Fertitta reportedly remains interested in merging his Golden Nugget company with Caesars.

Three months after Las Vegas-based Caesars Entertainment Corp. (Nasdaq: CZR) rejected his merger proposal, Houston billionaire Tilman Fertitta reportedly has become an investor in the company, according to Bloomberg.

Fertitta, who reportedly remains interested in merging his Golden Nugget company with Caesars, bought about 4 million Caesars shares — a less than 1 percent stake, Bloomberg reported.

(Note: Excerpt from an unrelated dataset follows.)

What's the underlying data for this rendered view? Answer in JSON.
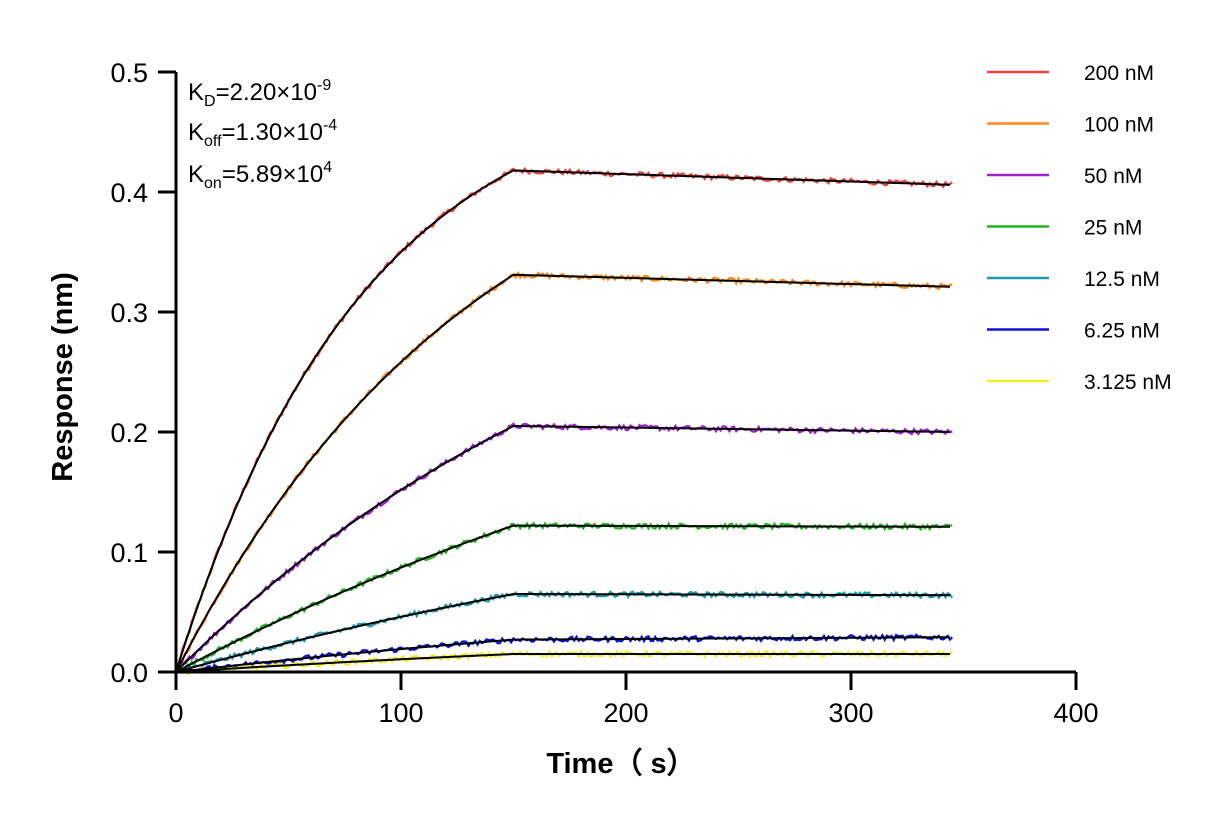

Caesars is one of the largest owners of casinos in the country. For a little longer than a decade, it has coped with the fallout of a $30 billion leveraged buyout. A restructuring left the company to be led by debt investors and hedge funds, along with Apollo Global Management and TPG — its original private equity firms.

Fertitta’s plan was to have Caesars acquire Golden Nugget and Caesars shareholders remain shareholders, transforming it into one of largest gaming and hospitality companies in the world.

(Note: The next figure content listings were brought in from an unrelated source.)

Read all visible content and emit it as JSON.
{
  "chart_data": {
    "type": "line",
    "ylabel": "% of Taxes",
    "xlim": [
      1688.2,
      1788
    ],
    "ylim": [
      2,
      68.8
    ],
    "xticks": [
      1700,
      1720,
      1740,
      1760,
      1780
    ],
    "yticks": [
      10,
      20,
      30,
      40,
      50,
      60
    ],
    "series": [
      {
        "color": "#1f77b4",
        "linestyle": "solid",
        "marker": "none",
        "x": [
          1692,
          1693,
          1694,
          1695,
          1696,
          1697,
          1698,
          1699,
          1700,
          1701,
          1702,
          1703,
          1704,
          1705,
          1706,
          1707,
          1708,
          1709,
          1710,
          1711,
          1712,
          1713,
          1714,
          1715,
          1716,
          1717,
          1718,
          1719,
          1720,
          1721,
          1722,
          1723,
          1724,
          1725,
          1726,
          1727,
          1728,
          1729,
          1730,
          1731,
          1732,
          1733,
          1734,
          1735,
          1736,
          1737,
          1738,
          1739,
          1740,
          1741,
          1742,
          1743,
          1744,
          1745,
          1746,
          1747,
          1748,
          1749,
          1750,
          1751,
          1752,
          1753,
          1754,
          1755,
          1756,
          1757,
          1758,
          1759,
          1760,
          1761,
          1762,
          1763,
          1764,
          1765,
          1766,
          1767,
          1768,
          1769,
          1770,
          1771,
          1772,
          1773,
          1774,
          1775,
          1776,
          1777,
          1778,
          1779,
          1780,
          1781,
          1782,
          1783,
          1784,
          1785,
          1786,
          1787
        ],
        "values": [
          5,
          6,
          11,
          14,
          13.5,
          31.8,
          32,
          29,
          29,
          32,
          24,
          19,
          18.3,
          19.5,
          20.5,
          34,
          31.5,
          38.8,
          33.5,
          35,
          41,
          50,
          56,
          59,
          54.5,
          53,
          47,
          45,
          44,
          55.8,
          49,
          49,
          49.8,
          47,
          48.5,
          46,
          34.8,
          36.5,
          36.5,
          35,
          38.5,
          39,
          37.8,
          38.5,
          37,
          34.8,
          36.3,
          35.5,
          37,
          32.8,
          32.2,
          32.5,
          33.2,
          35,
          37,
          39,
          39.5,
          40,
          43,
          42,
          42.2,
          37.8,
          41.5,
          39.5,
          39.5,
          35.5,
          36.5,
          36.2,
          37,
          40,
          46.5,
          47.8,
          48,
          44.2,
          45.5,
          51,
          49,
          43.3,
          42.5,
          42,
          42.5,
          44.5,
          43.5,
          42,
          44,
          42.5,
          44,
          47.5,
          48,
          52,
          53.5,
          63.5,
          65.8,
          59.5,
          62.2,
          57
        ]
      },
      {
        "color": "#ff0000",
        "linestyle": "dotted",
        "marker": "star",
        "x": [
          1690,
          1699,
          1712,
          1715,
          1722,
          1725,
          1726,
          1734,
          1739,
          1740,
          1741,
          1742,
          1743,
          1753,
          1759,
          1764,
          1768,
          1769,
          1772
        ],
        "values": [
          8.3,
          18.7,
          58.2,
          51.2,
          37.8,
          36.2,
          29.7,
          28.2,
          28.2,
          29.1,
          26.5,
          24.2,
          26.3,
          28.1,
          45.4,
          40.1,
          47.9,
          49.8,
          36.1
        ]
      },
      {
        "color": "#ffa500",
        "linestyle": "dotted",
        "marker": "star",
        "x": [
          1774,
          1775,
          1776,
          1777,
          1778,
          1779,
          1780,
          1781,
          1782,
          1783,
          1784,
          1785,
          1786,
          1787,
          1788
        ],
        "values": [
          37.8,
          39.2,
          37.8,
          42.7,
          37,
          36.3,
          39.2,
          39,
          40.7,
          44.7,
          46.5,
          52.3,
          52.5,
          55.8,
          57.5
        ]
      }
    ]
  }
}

The original reverse-merger deal would have made Fertitta — sole owner, CEO, chairman and president of Golden Nugget Inc., Landry’s Inc. and Fertitta Entertainment — the chairman and CEO of the combined company. He also owns the Houston Rockets, Galveston’s Pleasure Pier, the Kemah Boardwalk and the Post Oak mixed-use development in the Galleria area.

The proposed deal did not include several of Fertitta’s properties and the Rockets, which Fertitta bought in October 2017 for $2.2 billion, using $1.75 billion in equity in addition to $175 million of assumed debt and a $275 million loan, according to various reports.

Shortly after news of Fertitta’s Caesars offer first broke in October 2018, the New York Post reported that Caesars’ board planned to reject the deal.

Caesars CEO Mark Frissora is scheduled to step down this year, and investor Carl Icahn is pushing for a sale of Caesars after it amassed a 10 percent stake plus an additional 10 percent economic interest through swaps, according to Bloomberg.